A: It’s what Jesus was, first of all. It was Jesus who was condemned into redemption. The book is about Jesus, and the saying is about him. No, we are not condemned into redemption. He did it for us. We are not condemned the way he was. He’s the one who passed through condemnation for us so that we would not have to. “Condemned into redemption” is not about us; it’s about him. In the crucifixion we see the entire human race summed up in Jesus, who lived it for us. He suffered ultimate abandonment and condemnation and took it all into himself and brought it and us through into eternal life. “Recapitulation” is the word that the church father Irenaeus used for this. The term well conveys the sense that in Christ we see the entire history of humanity acted out and perfected, therefore recapitulated. But not only perfected — carried forward into the divine life of God. Again, there’s that future element.
Q: And what does it mean, then, for the human future, which often looks so grim?

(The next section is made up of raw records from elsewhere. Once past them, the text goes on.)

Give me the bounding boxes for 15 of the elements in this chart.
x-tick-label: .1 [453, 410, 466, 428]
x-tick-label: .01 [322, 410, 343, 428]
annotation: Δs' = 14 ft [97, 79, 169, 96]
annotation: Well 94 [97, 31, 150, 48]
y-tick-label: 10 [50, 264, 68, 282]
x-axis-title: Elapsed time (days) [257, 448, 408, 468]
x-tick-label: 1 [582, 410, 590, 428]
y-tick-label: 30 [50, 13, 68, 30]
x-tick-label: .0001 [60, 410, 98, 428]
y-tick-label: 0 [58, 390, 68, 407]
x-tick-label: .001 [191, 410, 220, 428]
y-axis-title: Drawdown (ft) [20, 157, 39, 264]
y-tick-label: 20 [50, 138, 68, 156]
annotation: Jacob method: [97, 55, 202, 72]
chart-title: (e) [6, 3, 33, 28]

A: Yes, it does, but then it always has. With the threat always present of the human species destroying itself, only a power from another sphere altogether can really mean anything. That’s what Christianity talks about — another sphere of power altogether. A power that called the entire creation into being in the first place is not going to be defeated by the tendency of that creation to destroy itself.
I have just finished a book [THE BATTLE FOR MIDDLE EARTH, forthcoming this summer] about THE LORD OF THE RINGS (the book, not the movie), and one of the reasons I’m so crazy about the book and wanted to write a book about the book is that Tolkien, throughout his thousand pages, is always holding in his mind this other sphere of power. It’s on every page, but you don’t know it unless you’re looking for it. A lot of people read the whole book and never see it.
It’s the concept of the other sphere of power that is lacking in a lot of Christian preaching.